Recently, my bad, busy habits have been catching up with me and preventing me from pursuing my interests. I haven’t had any time to practice guitar. I’ve hardly gone to the beach at all this semester. My room always seems to be a mess, left unattended for nearly the whole day. Under piles of books and stray clothes, I sometimes find old fliers and posters for events I forgot to prioritize. Sleep has been limited due to the homework that I typically start around 10 p.m.

My work addiction is obvious to everyone around me. My parents continually beg me to drop activities and my friends describe me, in an equally roasting and concerned way, as the “busiest person they know.” My three jobs partly comes from financial responsibilities and wanting to have disposable income as a college student in LA, but my other extracurriculars are more self-inflicted.

Part of my busyness comes from avoidance. In high school, I wanted to avoid problems at home so I did theater late into the evening. This semester, after going through a breakup during the first week of classes, I rearranged my schedule so that I worked most lunches. I refused to process hardships that came my way and threw work and responsibilities at my feelings.

But slowly, after years of burnout, I started to listen. In my senior year of high school, my mom recommended Jenny Odell’s book, “How to Do Nothing,” and a year later, it was gifted to me for Hanukkah.

It took me six months to finish reading it, but the book was not the corny self-help guide that I’d envisioned it to be. Instead, it offered the argument that the solution to our societal obsession with work and productivity cannot be solved by throwing out iPhones, the internet and labor altogether. We must create conscious time for rest or observation of things outside of work or technology.

“But beyond self-care and the ability to (really) listen, the practice of doing nothing has something broader to offer us: an antidote to the rhetoric of growth,” Odell writes. “Our very idea of productivity is premised on the idea of producing something new, whereas we do not tend to see maintenance and care as productive in the same way.”
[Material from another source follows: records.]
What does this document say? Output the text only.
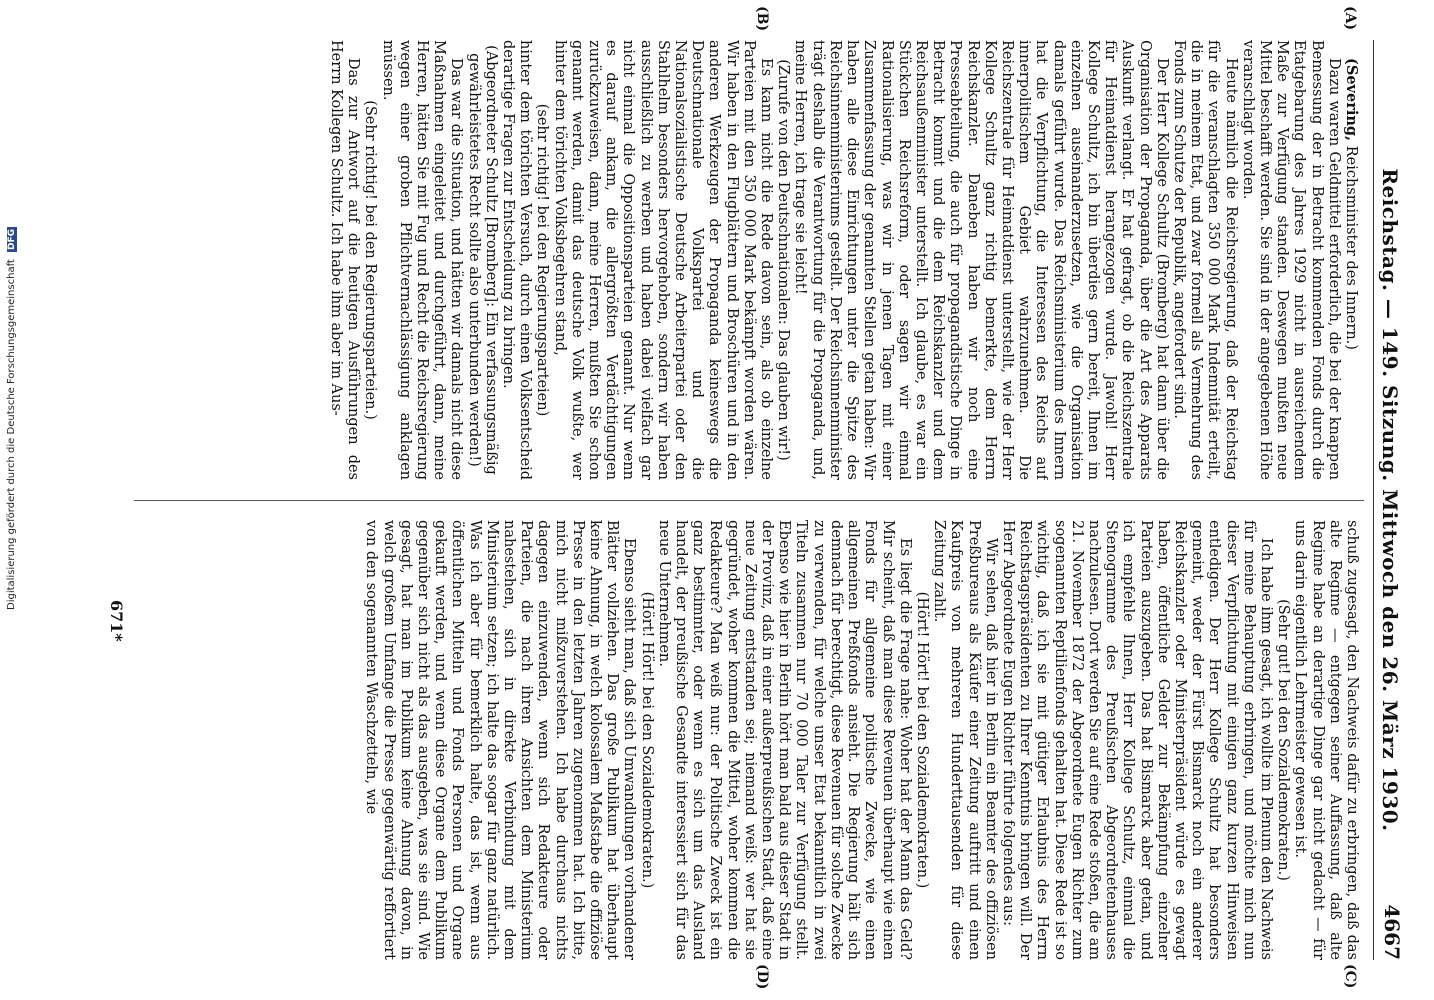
Reichstag. — 149. Sitzung. Mittwoch den 26. März 1930.
4667

(Severing, Reichsminister des Innern.)

Dazu waren Geldmittel erforderlich, die bei der knappen Bemessung der in Betracht kommenden Fonds durch die Etatgebarung des Jahres 1929 nicht in ausreichendem Maße zur Verfügung standen. Deswegen mußten neue Mittel beschafft werden. Sie sind in der angegebenen Höhe veranschlagt worden.

Heute nämlich die Reichsregierung, daß der Reichstag für die veranschlagten 350 000 Mark Indemnität erteilt, die in meinem Etat, und zwar formell als Vermehrung des Fonds zum Schutze der Republik, angefordert sind.

Der Herr Kollege Schultz (Bromberg) hat dann über die Organisation der Propaganda, über die Art des Apparats Auskunft verlangt. Er hat gefragt, ob die Reichszentrale für Heimatdienst herangezogen wurde. Jawohl! Herr Kollege Schultz, ich bin überdies gern bereit, Ihnen im einzelnen auseinanderzusetzen, wie die Organisation damals geführt wurde. Das Reichsministerium des Innern hat die Verpflichtung, die Interessen des Reichs auf innerpolitischem Gebiet wahrzunehmen. Die Reichszentrale für Heimatdienst unterstellt, wie der Herr Kollege Schultz ganz richtig bemerkte, dem Herrn Reichskanzler. Daneben haben wir noch eine Presseabteilung, die auch für propagandistische Dinge in Betracht kommt und die dem Reichskanzler und dem Reichsaußenminister unterstellt. Ich glaube, es war ein Stückchen Reichsreform, oder sagen wir einmal Rationalisierung, was wir in jenen Tagen mit einer Zusammenfassung der genannten Stellen getan haben: Wir haben alle diese Einrichtungen unter die Spitze des Reichsinnenministeriums gestellt. Der Reichsinnenminister trägt deshalb die Verantwortung für die Propaganda, und, meine Herren, ich trage sie leicht!

(Zurufe von den Deutschnationalen: Das glauben wir!)

Es kann nicht die Rede davon sein, als ob einzelne Parteien mit den 350 000 Mark bekämpft worden wären. Wir haben in den Flugblättern und Broschüren und in den anderen Werkzeugen der Propaganda keineswegs die Deutschnationale Volkspartei und die Nationalsozialistische Deutsche Arbeiterpartei oder den Stahlhelm besonders hervorgehoben, sondern wir haben ausschließlich zu werben und haben dabei vielfach gar nicht einmal die Oppositionsparteien genannt. Nur wenn es darauf ankam, die allergrößten Verdächtigungen zurückzuweisen, dann, meine Herren, mußten Sie schon genannt werden, damit das deutsche Volk wußte, wer hinter dem törichten Volksbegehren stand,

(sehr richtig! bei den Regierungsparteien)

hinter dem törichten Versuch, durch einen Volksentscheid derartige Fragen zur Entscheidung zu bringen.

(Abgeordneter Schultz [Bromberg]: Ein verfassungsmäßig gewährleistetes Recht sollte also unterbunden werden!)

Das war die Situation, und hätten wir damals nicht diese Maßnahmen eingeleitet und durchgeführt, dann, meine Herren, hätten Sie mit Fug und Recht die Reichsregierung wegen einer groben Pflichtvernachlässigung anklagen müssen.

(Sehr richtig! bei den Regierungsparteien.)

Das zur Antwort auf die heutigen Ausführungen des Herrn Kollegen Schultz. Ich habe ihm aber im Aus-

schuß zugesagt, den Nachweis dafür zu erbringen, daß das alte Regime — entgegen seiner Auffassung, daß alte Regime habe an derartige Dinge gar nicht gedacht — für uns darin eigentlich Lehrmeister gewesen ist.

(Sehr gut! bei den Sozialdemokraten.)

Ich habe ihm gesagt, ich wollte im Plenum den Nachweis für meine Behauptung erbringen, und möchte mich nun dieser Verpflichtung mit einigen ganz kurzen Hinweisen entledigen. Der Herr Kollege Schultz hat besonders gemeint, weder der Fürst Bismarck noch ein anderer Reichskanzler oder Ministerpräsident würde es gewagt haben, öffentliche Gelder zur Bekämpfung einzelner Parteien auszugeben. Das hat Bismarck aber getan, und ich empfehle Ihnen, Herr Kollege Schultz, einmal die Stenogramme des Preußischen Abgeordnetenhauses nachzulesen. Dort werden Sie auf eine Rede stoßen, die am 21. November 1872 der Abgeordnete Eugen Richter zum sogenannten Reptilienfonds gehalten hat. Diese Rede ist so wichtig, daß ich sie mit gütiger Erlaubnis des Herrn Reichstagspräsidenten zu Ihrer Kenntnis bringen will. Der Herr Abgeordnete Eugen Richter führte folgendes aus:

Wir sehen, daß hier in Berlin ein Beamter des offiziösen Preßbureaus als Käufer einer Zeitung auftritt und einen Kaufpreis von mehreren Hunderttausenden für diese Zeitung zahlt.

(Hört! Hört! bei den Sozialdemokraten.)

Es liegt die Frage nahe: Woher hat der Mann das Geld? Mir scheint, daß man diese Revenuen überhaupt wie einen Fonds für allgemeine politische Zwecke, wie einen allgemeinen Preßfonds ansieht. Die Regierung hält sich demnach für berechtigt, diese Revenuen für solche Zwecke zu verwenden, für welche unser Etat bekanntlich in zwei Titeln zusammen nur 70 000 Taler zur Verfügung stellt. Ebenso wie hier in Berlin hört man bald aus dieser Stadt in der Provinz, daß in einer außerpreußischen Stadt, daß eine neue Zeitung entstanden sei; niemand weiß: wer hat sie gegründet, woher kommen die Mittel, woher kommen die Redakteure? Man weiß nur: der Politische Zweck ist ein ganz bestimmter, oder wenn es sich um das Ausland handelt, der preußische Gesandte interessiert sich für das neue Unternehmen.

(Hört! Hört! bei den Sozialdemokraten.)

Ebenso sieht man, daß sich Umwandlungen vorhandener Blätter vollziehen. Das große Publikum hat überhaupt keine Ahnung, in welch kolossalem Maßstabe die offiziöse Presse in den letzten Jahren zugenommen hat. Ich bitte, mich nicht mißzuverstehen. Ich habe durchaus nichts dagegen einzuwenden, wenn sich Redakteure oder Parteien, die nach ihren Ansichten dem Ministerium nahestehen, sich in direkte Verbindung mit dem Ministerium setzen; ich halte das sogar für ganz natürlich. Was ich aber für bemerklich halte, das ist, wenn aus öffentlichen Mitteln und Fonds Personen und Organe gekauft werden, und wenn diese Organe dem Publikum gegenüber sich nicht als das ausgeben, was sie sind. Wie gesagt, hat man im Publikum keine Ahnung davon, in welch großem Umfange die Presse gegenwärtig reffortiert von den sogenannten Waschzetteln, wie

(A)
(B)
(C)
(D)
671*
Digitalisierung gefördert durch die Deutsche Forschungsgemeinschaft DFG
It’s sad that I had to read an entire book to reach the conclusion that too much is too much and maintenance is as important as work. These epiphanies had always been bubbling at the surface of my mind. It was unfortunate that I only began to listen when I was suffering, but I am now distancing myself from many of my extracurriculars.

Those who are prone to busyness and overbooking must take steps back and consider where they stand on the cycle of work. We must ask ourselves if we have ample time to enjoy ourselves, and if we have given our bodies time to rest. However, many people do not have the luxury to stop working and are not in positions to cut back their hours or responsibilities. The advice to simply rest and put down whatever you’re working on does not encompass those who cannot afford to. Structures of capitalism make it unacceptable to put equal worth on maintenance and workAnd when they are pit against each other, work wins.

As much as we are able to, we must practice self-maintenance and the act of just being. For those who are unable to cut back on their commitments, breaks may not be an option, but if possible, we can re-frame our thinking so busyness is not equated with fulfillment, and labor is not always equated with success.

Next semester, I am giving myself a break. As we head into finals season, I fantasize about my future nights off, the books I will read, the movies I will finally get around to watching and the life returning to my face. For the first time in my life I won’t be running around, changing in the backseat or sacrificing sleep for work. I’ll just be.